Minstens sinds de 11de eeuw is er een middeleeuwse burcht, mogelijk oorspronkelijk slechts een donjon. Daar ook vindt de dorpsnaam zijn oorspong (Latour = De Toren). De burcht werd verscheidene malen verwoest, een laatste maal in 1794 door de Franse Republikeinen. Nadien plunderde de lokale bevolking de ruïnestenen voor eigen bouwmateriaal. Wat nog rest is een weinig indrukwekkend (gerestaureerd) gebouw waar nu een hotel-restaurant is in gevestigd. Voor budgetkrachtige wandelaars!
> Virton is met zijn 11.000 inwoners zowat de onofficiële hoofdstad van de Gaume. Dit zuidelijke stadje is wellicht gallo-romeins van oorsprong. Over de eeuwen heen kwam het stadje talloze malen onder nieuwe bezetters.
> Tot vandaag is er in Virton nog een grote sympathie voor de Franse buur merkbaar. Dat was al zo in de 19de eeuw en dat werd nog versterkt in de 20ste eeuw, toen het Franse leger bij de Wereldoorlogen de Gaume kwam mee verdedigen tegen de Duitse invasies en dat ten koste van heel wat gesneuvelden in eigen rangen. In Virton heeft men dus geen 'mairie' (gemeentehuis) maar een 'hôtel de ville', zoals in Frankrijk. Naar het schijnt wordt er bij officiële plechtigheden naast de Brabançonne ook de Marseillaise gespeeld. Hier zou Yves Leterme zich thuis voelen!

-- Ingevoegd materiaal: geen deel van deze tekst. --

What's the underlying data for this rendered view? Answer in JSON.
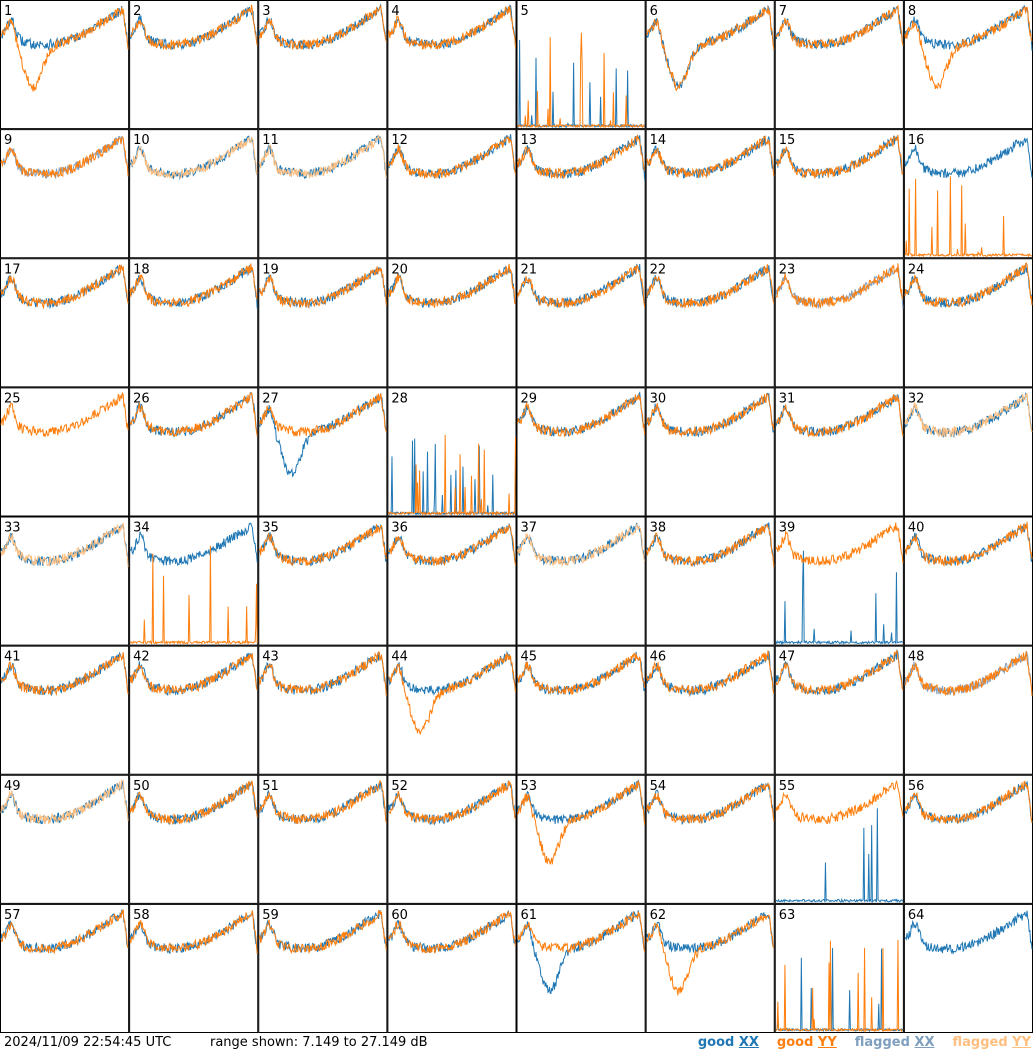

> Ten zuiden van Virton vloeit de Vire in de Ton, de naam van de stad ligt dus voor de hand zou je denken. Dat is net iets te gemakkelijk geredeneerd. Dat zou er zelfs niks mee te maken hebben. Virton zou zijn afgeleid van het Keltische Vertunum, wat zoiets als 'versterkte heuvel' zou betekenen.
> In het centrum zie je de opvallende Sint-Laurentiuskerk, opgetrokken in 1834 in empirestijl.
> Tegenover de toeristische dienst (waar je heel wat wandelbrochures en -gidsen kan vinden) zie je een merkwaardige totempaal. In de jaren '50 en '60 van vorige eeuw logeerden honderden overzeese soldaten met hun familie in de regio, ze werkten voor NAVO op de luchtmachtbasis van Marville (Fr). Als afscheidsgeschenk aan de streek schonken de Canadezen in 1967 ze deze totempaal aan de stad Virton.
> Het musée Gaumais is absoluut een bezoek waard als je geïnteresseerd bent in de geschiedenis van de Gaume. Het bevindt zich in een 17de eeuws recolettenklooster, hoewel een deel van het gebouw wel sterk werd gemoderniseerd. Je treft er ondermeer een interessante archeologische collectie aan (zoals de Trevierensteen van Montauban, site waar we later zullen passeren over de G.B.). Verder nog een kunstcollectie van Gaumse landschappen, produkten van de verdwenen Gaumse ijzerertindustrie, folklore en heemkundige zaken.
Croix des Aiséments
> Terug naar La Gaume Buissonnière en de spoorbedding. We gaan hem nog een eindje volgen, 700 meter tot in Vieux-Virton, waar we voorbij een vijver onder de bestaande spoorlijn 165 (Libramont - Athus) door lopen langs de Ton.
> Even opletten, want er is inmiddels geen G.B.-bewegwijzering meer. Er is overeengekomen met de vereniging van Waalse GR-paden dat gewoon hun bewegwijzering kan worden gevolgd. Dat betekent dat vanaf nu de witrode tekens van GR 129 worden gevolgd en dat helemaal tot in Torgny!
> Voorbij de spoorbrug nemen we een onopvallend paadje langs de oever van de Ton. Het kan 's zomers wat overgroeid zijn. Op de Square Canadien te Saint-Mard blijven we de Ton volgen tot op de verkeersweg N88. Links daar, de veel bredere Vire oversteken en rechtdoor op de kerk van Saint-Mard af. Onderweg horeca en het voormalig gemeentehuis van Saint-Mard.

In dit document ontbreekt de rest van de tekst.